His eyes widened. “Those are real?”

“One is, at least,” I said. “Not everyone in the Superiority agreed that they should exist though. There was…a lot of fighting. We’d rebel. They’d suppress it…”

It wasn’t a hundred percent the truth, but it felt good to share some of myself.



“You grew up in an actual human society?” Shiver asked. “What was it like?”

“It was hard,” I said. “My father was killed when I was young. My family had to struggle for food because resources were tight for everyone—but especially those who weren’t directly involved in fighting the Superiority.”

“So it really was like they say,” Maksim whispered. “Humans together…just leads to war.”

“Hardly,” I said. “The Superiority caused this. My people didn’t want war—we fled from it. My family—all of us humans on Detritus—were the crew on a vast starship, the Defiant. My great-grandmother was in the engine crew, and our starship wasn’t part of the human groups perpetuating the war.

“The enemy wouldn’t leave us alone. When we crashed on my home planet, they tried to exterminate us. Then they imprisoned us there. I think any society would turn warlike under such circumstances.”

“I wouldn’t have believed you,” Shiver said, her voice ringing out, “if I hadn’t grown so long near Maksim. Who is the least violent person I’ve met.”

“That’s because you haven’t seen me in action yet!” he said, then he made a growling sound. “Just wait until I get into the sky. I’ll be fearsome!”

“I’m sure,” Shiver said, vibrating with a sound like ringing bells—her version of laughter.
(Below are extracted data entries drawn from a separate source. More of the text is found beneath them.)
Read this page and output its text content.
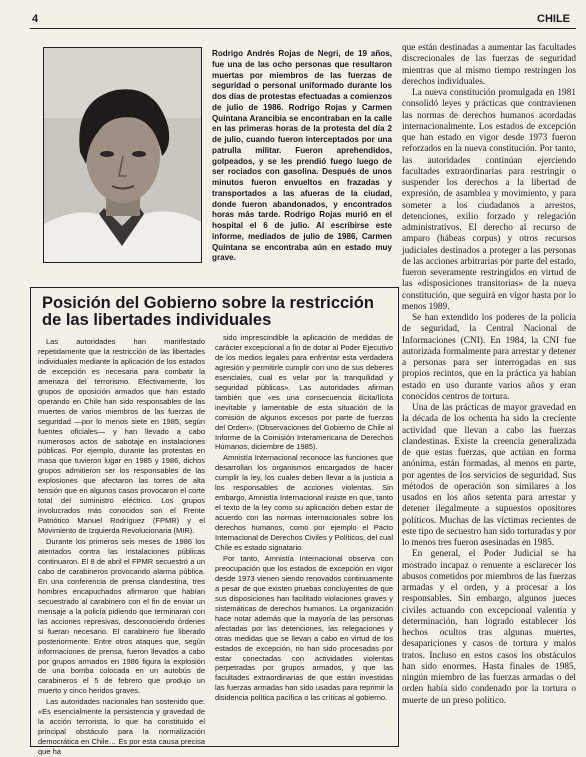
4	CHILE
Rodrigo Andrés Rojas de Negri, de 19 años, fue una de las ocho personas que resultaron muertas por miembros de las fuerzas de seguridad o personal uniformado durante los dos días de protestas efectuadas a comienzos de julio de 1986. Rodrigo Rojas y Carmen Quintana Arancibia se encontraban en la calle en las primeras horas de la protesta del día 2 de julio, cuando fueron interceptados por una patrulla militar. Fueron aprehendidos, golpeados, y se les prendió fuego luego de ser rociados con gasolina. Después de unos minutos fueron envueltos en frazadas y transportados a las afueras de la ciudad, donde fueron abandonados, y encontrados horas más tarde. Rodrigo Rojas murió en el hospital el 6 de julio. Al escribirse este informe, mediados de julio de 1986, Carmen Quintana se encontraba aún en estado muy grave.
Posición del Gobierno sobre la restricción de las libertades individuales

Las autoridades han manifestado repetidamente que la restricción de las libertades individuales mediante la aplicación de los estados de excepción es necesaria para combatir la amenaza del terrorismo. Efectivamente, los grupos de oposición armados que han estado operando en Chile han sido responsables de las muertes de varios miembros de las fuerzas de seguridad —por lo menos siete en 1985, según fuentes oficiales— y han llevado a cabo numerosos actos de sabotaje en instalaciones públicas. Por ejemplo, durante las protestas en masa que tuvieron lugar en 1985 y 1986, dichos grupos admitieron ser los responsables de las explosiones que afectaron las torres de alta tensión que en algunos casos provocaron el corte total del suministro eléctrico. Los grupos involucrados más conocidos son el Frente Patriótico Manuel Rodríguez (FPMR) y el Movimiento de Izquierda Revolucionaria (MIR).

Durante los primeros seis meses de 1986 los atentados contra las instalaciones públicas continuaron. El 8 de abril el FPMR secuestró a un cabo de carabineros provocando alarma pública. En una conferencia de prensa clandestina, tres hombres encapuchados afirmaron que habían secuestrado al carabinero con el fin de enviar un mensaje a la policía pidiendo que terminaran con las acciones represivas, desconociendo órdenes si fueran necesario. El carabinero fue liberado posteriormente. Entre otros ataques que, según informaciones de prensa, fueron llevados a cabo por grupos armados en 1986 figura la explosión de una bomba colocada en un autobús de carabineros el 5 de febrero que produjo un muerto y cinco heridos graves.

Las autoridades nacionales han sostenido que: «Es esencialmente la persistencia y gravedad de la acción terrorista, lo que ha constituido el principal obstáculo para la normalización democrática en Chile… Es por esta causa precisa que ha

sido imprescindible la aplicación de medidas de carácter excepcional a fin de dotar al Poder Ejecutivo de los medios legales para enfrentar esta verdadera agresión y permitirle cumplir con uno de sus deberes esenciales, cual es velar por la tranquilidad y seguridad públicas». Las autoridades afirman también que «es una consecuencia ilícita/lícita inevitable y lamentable de esta situación de la comisión de algunos excesos por parte de fuerzas del Orden». (Observaciones del Gobierno de Chile al Informe de la Comisión Interamericana de Derechos Humanos, diciembre de 1985).

Amnistía Internacional reconoce las funciones que desarrollan los organismos encargados de hacer cumplir la ley, los cuales deben llevar a la justicia a los responsables de acciones violentas. Sin embargo, Amnistía Internacional insiste en que, tanto el texto de la ley como su aplicación deben estar de acuerdo con las normas internacionales sobre los derechos humanos, como por ejemplo el Pacto Internacional de Derechos Civiles y Políticos, del cual Chile es estado signatario.

Por tanto, Amnistía Internacional observa con preocupación que los estados de excepción en vigor desde 1973 vienen siendo renovados continuamente a pesar de que existen pruebas concluyentes de que sus disposiciones han facilitado violaciones graves y sistemáticas de derechos humanos. La organización hace notar además que la mayoría de las personas afectadas por las detenciones, las relegaciones y otras medidas que se llevan a cabo en virtud de los estados de excepción, no han sido procesadas por estar conectadas con actividades violentas perpetradas por grupos armados, y que las facultades extraordinarias de que están investidas las fuerzas armadas han sido usadas para reprimir la disidencia política pacífica o las críticas al gobierno.

que están destinadas a aumentar las facultades discrecionales de las fuerzas de seguridad mientras que al mismo tiempo restringen los derechos individuales.

La nueva constitución promulgada en 1981 consolidó leyes y prácticas que contravienen las normas de derechos humanos acordadas internacionalmente. Los estados de excepción que han estado en vigor desde 1973 fueron reforzados en la nueva constitución. Por tanto, las autoridades continúan ejerciendo facultades extraordinarias para restringir o suspender los derechos a la libertad de expresión, de asamblea y movimiento, y para someter a los ciudadanos a arrestos, detenciones, exilio forzado y relegación administrativos. El derecho al recurso de amparo (hábeas corpus) y otros recursos judiciales destinados a proteger a las personas de las acciones arbitrarias por parte del estado, fueron severamente restringidos en virtud de las «disposiciones transitorias» de la nueva constitución, que seguirá en vigor hasta por lo menos 1989.

Se han extendido los poderes de la policía de seguridad, la Central Nacional de Informaciones (CNI). En 1984, la CNI fue autorizada formalmente para arrestar y detener a personas para ser interrogadas en sus propios recintos, que en la práctica ya habían estado en uso durante varios años y eran conocidos centros de tortura.

Una de las prácticas de mayor gravedad en la década de los ochenta ha sido la creciente actividad que llevan a cabo las fuerzas clandestinas. Existe la creencia generalizada de que estas fuerzas, que actúan en forma anónima, están formadas, al menos en parte, por agentes de los servicios de seguridad. Sus métodos de operación son similares a los usados en los años setenta para arrestar y detener ilegalmente a supuestos opositores políticos. Muchas de las víctimas recientes de este tipo de secuestro han sido torturadas y por lo menos tres fueron asesinadas en 1985.

En general, el Poder Judicial se ha mostrado incapaz o renuente a esclarecer los abusos cometidos por miembros de las fuerzas armadas y el orden, y a procesar a los responsables. Sin embargo, algunos jueces civiles actuando con excepcional valentía y determinación, han logrado establecer los hechos ocultos tras algunas muertes, desapariciones y casos de tortura y malos tratos. Incluso en estos casos los obstáculos han sido enormes. Hasta finales de 1985, ningún miembro de las fuerzas armadas o del orden había sido condenado por la tortura o muerte de un preso político.
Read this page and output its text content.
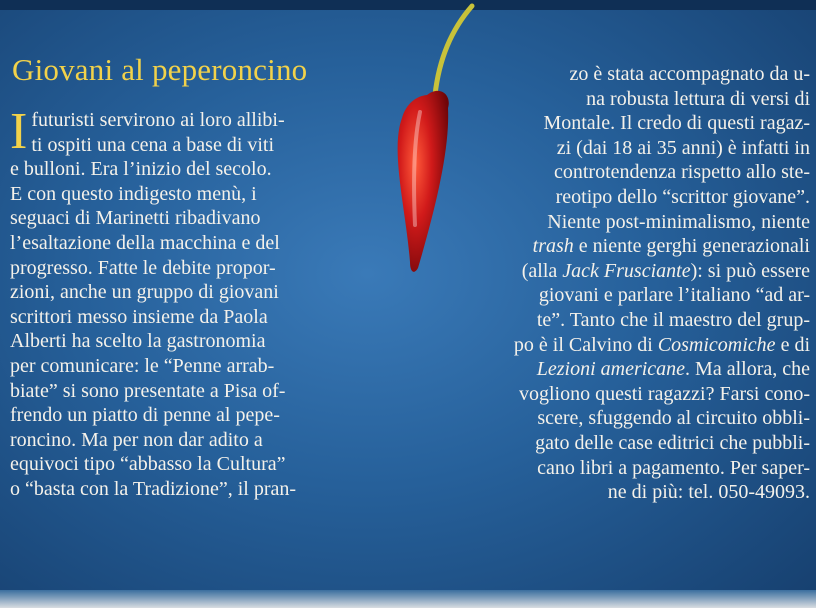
Giovani al peperoncino
I futuristi servirono ai loro allibi-
ti ospiti una cena a base di viti
e bulloni. Era l’inizio del secolo.
E con questo indigesto menù, i
seguaci di Marinetti ribadivano
l’esaltazione della macchina e del
progresso. Fatte le debite propor-
zioni, anche un gruppo di giovani
scrittori messo insieme da Paola
Alberti ha scelto la gastronomia
per comunicare: le “Penne arrab-
biate” si sono presentate a Pisa of-
frendo un piatto di penne al pepe-
roncino. Ma per non dar adito a
equivoci tipo “abbasso la Cultura”
o “basta con la Tradizione”, il pran-
zo è stata accompagnato da u-
na robusta lettura di versi di
Montale. Il credo di questi ragaz-
zi (dai 18 ai 35 anni) è infatti in
controtendenza rispetto allo ste-
reotipo dello “scrittor giovane”.
Niente post-minimalismo, niente
trash e niente gerghi generazionali
(alla Jack Frusciante): si può essere
giovani e parlare l’italiano “ad ar-
te”. Tanto che il maestro del grup-
po è il Calvino di Cosmicomiche e di
Lezioni americane. Ma allora, che
vogliono questi ragazzi? Farsi cono-
scere, sfuggendo al circuito obbli-
gato delle case editrici che pubbli-
cano libri a pagamento. Per saper-
ne di più: tel. 050-49093.
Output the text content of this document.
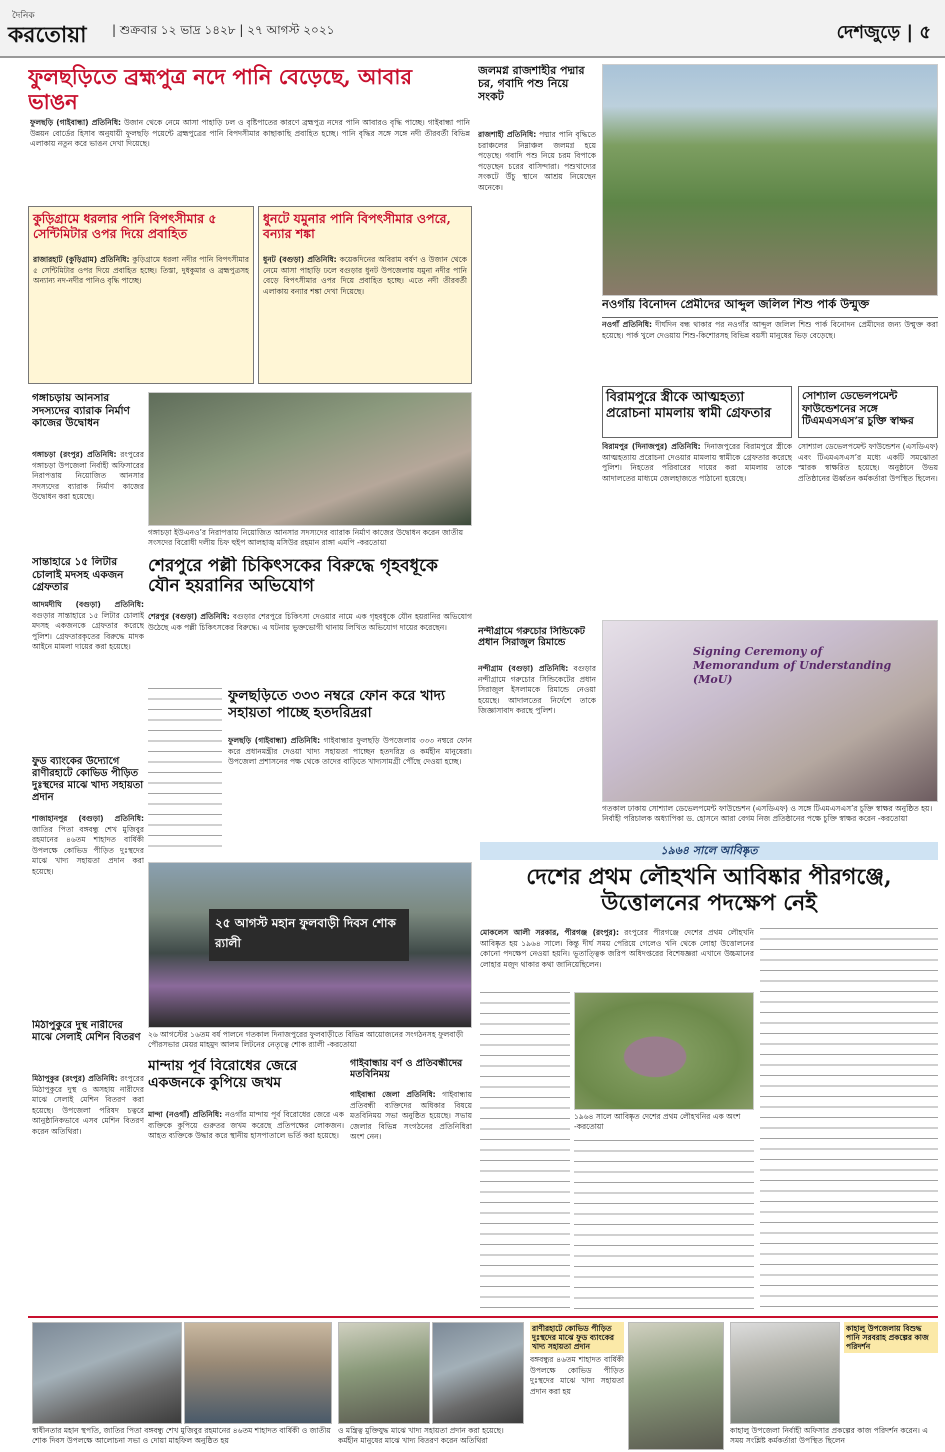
দৈনিক
করতোয়া | শুক্রবার ১২ ভাদ্র ১৪২৮ | ২৭ আগস্ট ২০২১	দেশজুড়ে | ৫
ফুলছড়িতে ব্রহ্মপুত্র নদে পানি বেড়েছে, আবার ভাঙন
ফুলছড়ি (গাইবান্ধা) প্রতিনিধি: উজান থেকে নেমে আসা পাহাড়ি ঢল ও বৃষ্টিপাতের কারণে ব্রহ্মপুত্র নদের পানি আবারও বৃদ্ধি পাচ্ছে। গাইবান্ধা পানি উন্নয়ন বোর্ডের হিসাব অনুযায়ী ফুলছড়ি পয়েন্টে ব্রহ্মপুত্রের পানি বিপদসীমার কাছাকাছি প্রবাহিত হচ্ছে। পানি বৃদ্ধির সঙ্গে সঙ্গে নদী তীরবর্তী বিভিন্ন এলাকায় নতুন করে ভাঙন দেখা দিয়েছে।
জলমগ্ন রাজশাহীর পদ্মার চর, গবাদি পশু নিয়ে সংকট
রাজশাহী প্রতিনিধি: পদ্মার পানি বৃদ্ধিতে চরাঞ্চলের নিম্নাঞ্চল জলমগ্ন হয়ে পড়েছে। গবাদি পশু নিয়ে চরম বিপাকে পড়েছেন চরের বাসিন্দারা। পশুখাদ্যের সংকটে উঁচু স্থানে আশ্রয় নিয়েছেন অনেকে।
নওগাঁয় বিনোদন প্রেমীদের আব্দুল জলিল শিশু পার্ক উন্মুক্ত
নওগাঁ প্রতিনিধি: দীর্ঘদিন বন্ধ থাকার পর নওগাঁর আব্দুল জলিল শিশু পার্ক বিনোদন প্রেমীদের জন্য উন্মুক্ত করা হয়েছে। পার্ক খুলে দেওয়ায় শিশু-কিশোরসহ বিভিন্ন বয়সী মানুষের ভিড় বেড়েছে।
কুড়িগ্রামে ধরলার পানি বিপৎসীমার ৫ সেন্টিমিটার ওপর দিয়ে প্রবাহিত
রাজারহাট (কুড়িগ্রাম) প্রতিনিধি: কুড়িগ্রামে ধরলা নদীর পানি বিপৎসীমার ৫ সেন্টিমিটার ওপর দিয়ে প্রবাহিত হচ্ছে। তিস্তা, দুধকুমার ও ব্রহ্মপুত্রসহ অন্যান্য নদ-নদীর পানিও বৃদ্ধি পাচ্ছে।
ধুনটে যমুনার পানি বিপৎসীমার ওপরে, বন্যার শঙ্কা
ধুনট (বগুড়া) প্রতিনিধি: কয়েকদিনের অবিরাম বর্ষণ ও উজান থেকে নেমে আসা পাহাড়ি ঢলে বগুড়ার ধুনট উপজেলায় যমুনা নদীর পানি বেড়ে বিপৎসীমার ওপর দিয়ে প্রবাহিত হচ্ছে। এতে নদী তীরবর্তী এলাকায় বন্যার শঙ্কা দেখা দিয়েছে।
গঙ্গাচড়ায় আনসার সদস্যদের ব্যারাক নির্মাণ কাজের উদ্বোধন
গঙ্গাচড়া (রংপুর) প্রতিনিধি: রংপুরের গঙ্গাচড়া উপজেলা নির্বাহী অফিসারের নিরাপত্তায় নিয়োজিত আনসার সদস্যদের ব্যারাক নির্মাণ কাজের উদ্বোধন করা হয়েছে।
গঙ্গাচড়া ইউএনও’র নিরাপত্তায় নিয়োজিত আনসার সদস্যদের ব্যারাক নির্মাণ কাজের উদ্বোধন করেন জাতীয় সংসদের বিরোধী দলীয় চিফ হুইপ আলহাজ্ব মসিউর রহমান রাঙ্গা এমপি -করতোয়া
শেরপুরে পল্লী চিকিৎসকের বিরুদ্ধে গৃহবধূকে যৌন হয়রানির অভিযোগ
শেরপুর (বগুড়া) প্রতিনিধি: বগুড়ার শেরপুরে চিকিৎসা দেওয়ার নামে এক গৃহবধূকে যৌন হয়রানির অভিযোগ উঠেছে এক পল্লী চিকিৎসকের বিরুদ্ধে। এ ঘটনায় ভুক্তভোগী থানায় লিখিত অভিযোগ দায়ের করেছেন।
সান্তাহারে ১৫ লিটার চোলাই মদসহ একজন গ্রেফতার
আদমদীঘি (বগুড়া) প্রতিনিধি: বগুড়ার সান্তাহারে ১৫ লিটার চোলাই মদসহ একজনকে গ্রেফতার করেছে পুলিশ। গ্রেফতারকৃতের বিরুদ্ধে মাদক আইনে মামলা দায়ের করা হয়েছে।
ফুড ব্যাংকের উদ্যোগে রাণীরহাটে কোভিড পীড়িত দুঃস্থদের মাঝে খাদ্য সহায়তা প্রদান
শাজাহানপুর (বগুড়া) প্রতিনিধি: জাতির পিতা বঙ্গবন্ধু শেখ মুজিবুর রহমানের ৪৬তম শাহাদত বার্ষিকী উপলক্ষে কোভিড পীড়িত দুঃস্থদের মাঝে খাদ্য সহায়তা প্রদান করা হয়েছে।
ফুলছড়িতে ৩৩৩ নম্বরে ফোন করে খাদ্য সহায়তা পাচ্ছে হতদরিদ্ররা
ফুলছড়ি (গাইবান্ধা) প্রতিনিধি: গাইবান্ধার ফুলছড়ি উপজেলায় ৩৩৩ নম্বরে ফোন করে প্রধানমন্ত্রীর দেওয়া খাদ্য সহায়তা পাচ্ছেন হতদরিদ্র ও কর্মহীন মানুষেরা। উপজেলা প্রশাসনের পক্ষ থেকে তাদের বাড়িতে খাদ্যসামগ্রী পৌঁছে দেওয়া হচ্ছে।
২৫ আগস্ট মহান ফুলবাড়ী দিবস শোক র‍্যালী
২৬ আগস্টের ১৬তম বর্ষ পালনে গতকাল দিনাজপুরের ফুলবাড়ীতে বিভিন্ন আয়োজনের সংগঠনসহ ফুলবাড়ী পৌরসভার মেয়র মাহমুদ আলম লিটনের নেতৃত্বে শোক র‍্যালী -করতোয়া
মিঠাপুকুরে দুস্থ নারীদের মাঝে সেলাই মেশিন বিতরণ
মিঠাপুকুর (রংপুর) প্রতিনিধি: রংপুরের মিঠাপুকুরে দুস্থ ও অসহায় নারীদের মাঝে সেলাই মেশিন বিতরণ করা হয়েছে। উপজেলা পরিষদ চত্বরে আনুষ্ঠানিকভাবে এসব মেশিন বিতরণ করেন অতিথিরা।
মান্দায় পূর্ব বিরোধের জেরে একজনকে কুপিয়ে জখম
মান্দা (নওগাঁ) প্রতিনিধি: নওগাঁর মান্দায় পূর্ব বিরোধের জেরে এক ব্যক্তিকে কুপিয়ে গুরুতর জখম করেছে প্রতিপক্ষের লোকজন। আহত ব্যক্তিকে উদ্ধার করে স্থানীয় হাসপাতালে ভর্তি করা হয়েছে।
গাইবান্ধায় বর্ণ ও প্রতিবন্ধীদের মতবিনিময়
গাইবান্ধা জেলা প্রতিনিধি: গাইবান্ধায় প্রতিবন্ধী ব্যক্তিদের অধিকার বিষয়ে মতবিনিময় সভা অনুষ্ঠিত হয়েছে। সভায় জেলার বিভিন্ন সংগঠনের প্রতিনিধিরা অংশ নেন।
নন্দীগ্রামে গরুচোর সিন্ডিকেট প্রধান সিরাজুল রিমান্ডে
নন্দীগ্রাম (বগুড়া) প্রতিনিধি: বগুড়ার নন্দীগ্রামে গরুচোর সিন্ডিকেটের প্রধান সিরাজুল ইসলামকে রিমান্ডে নেওয়া হয়েছে। আদালতের নির্দেশে তাকে জিজ্ঞাসাবাদ করছে পুলিশ।
বিরামপুরে স্ত্রীকে আত্মহত্যা প্ররোচনা মামলায় স্বামী গ্রেফতার
বিরামপুর (দিনাজপুর) প্রতিনিধি: দিনাজপুরের বিরামপুরে স্ত্রীকে আত্মহত্যায় প্ররোচনা দেওয়ার মামলায় স্বামীকে গ্রেফতার করেছে পুলিশ। নিহতের পরিবারের দায়ের করা মামলায় তাকে আদালতের মাধ্যমে জেলহাজতে পাঠানো হয়েছে।
সোশ্যাল ডেভেলপমেন্ট ফাউন্ডেশনের সঙ্গে টিএমএসএস’র চুক্তি স্বাক্ষর
সোশ্যাল ডেভেলপমেন্ট ফাউন্ডেশন (এসডিএফ) এবং টিএমএসএস’র মধ্যে একটি সমঝোতা স্মারক স্বাক্ষরিত হয়েছে। অনুষ্ঠানে উভয় প্রতিষ্ঠানের ঊর্ধ্বতন কর্মকর্তারা উপস্থিত ছিলেন।
Signing Ceremony of
Memorandum of Understanding (MoU)
গতকাল ঢাকায় সোশ্যাল ডেভেলপমেন্ট ফাউন্ডেশন (এসডিএফ) ও সঙ্গে টিএমএসএস’র চুক্তি স্বাক্ষর অনুষ্ঠিত হয়। নির্বাহী পরিচালক অধ্যাপিকা ড. হোসনে আরা বেগম নিজ প্রতিষ্ঠানের পক্ষে চুক্তি স্বাক্ষর করেন -করতোয়া
১৯৬৪ সালে আবিষ্কৃত
দেশের প্রথম লৌহখনি আবিষ্কার পীরগঞ্জে, উত্তোলনের পদক্ষেপ নেই
মোকলেস আলী সরকার, পীরগঞ্জ (রংপুর): রংপুরের পীরগঞ্জে দেশের প্রথম লৌহখনি আবিষ্কৃত হয় ১৯৬৪ সালে। কিন্তু দীর্ঘ সময় পেরিয়ে গেলেও খনি থেকে লোহা উত্তোলনের কোনো পদক্ষেপ নেওয়া হয়নি। ভূতাত্ত্বিক জরিপ অধিদপ্তরের বিশেষজ্ঞরা এখানে উচ্চমানের লোহার মজুদ থাকার কথা জানিয়েছিলেন।
১৯৬৪ সালে আবিষ্কৃত দেশের প্রথম লৌহখনির এক অংশ -করতোয়া
স্বাধীনতার মহান স্থপতি, জাতির পিতা বঙ্গবন্ধু শেখ মুজিবুর রহমানের ৪৬তম শাহাদত বার্ষিকী ও জাতীয় শোক দিবস উপলক্ষে আলোচনা সভা ও দোয়া মাহফিল অনুষ্ঠিত হয়
ও মন্ত্রিত্ব মুক্তিযুদ্ধ মাঝে খাদ্য সহায়তা প্রদান করা হয়েছে। কর্মহীন মানুষের মাঝে খাদ্য বিতরণ করেন অতিথিরা
রাণীরহাটে কোভিড পীড়িত দুঃস্থদের মাঝে ফুড ব্যাংকের খাদ্য সহায়তা প্রদান
বঙ্গবন্ধুর ৪৬তম শাহাদত বার্ষিকী উপলক্ষে কোভিড পীড়িত দুঃস্থদের মাঝে খাদ্য সহায়তা প্রদান করা হয়
কাহালু উপজেলায় বিশুদ্ধ পানি সরবরাহ প্রকল্পের কাজ পরিদর্শন
কাহালু উপজেলা নির্বাহী অফিসার প্রকল্পের কাজ পরিদর্শন করেন। এ সময় সংশ্লিষ্ট কর্মকর্তারা উপস্থিত ছিলেন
“I believe you, Spin,” Nuluba said softly, looking up from her spreadsheets. “I mentioned my job earlier. Well, one year I was analyzing population statistics on the planets of species with ‘lesser intelligence.’ My job was to suggest where to employ advertising for regions that weren’t buying our services.

“But in the data, I found unexpected truths. Many so-called lesser species weren’t suffering the casualty rates from intraspecies murder that we projected. They were known as aggressive species, so they should have been killing one another at horrific rates. Yet…that just wasn’t the case.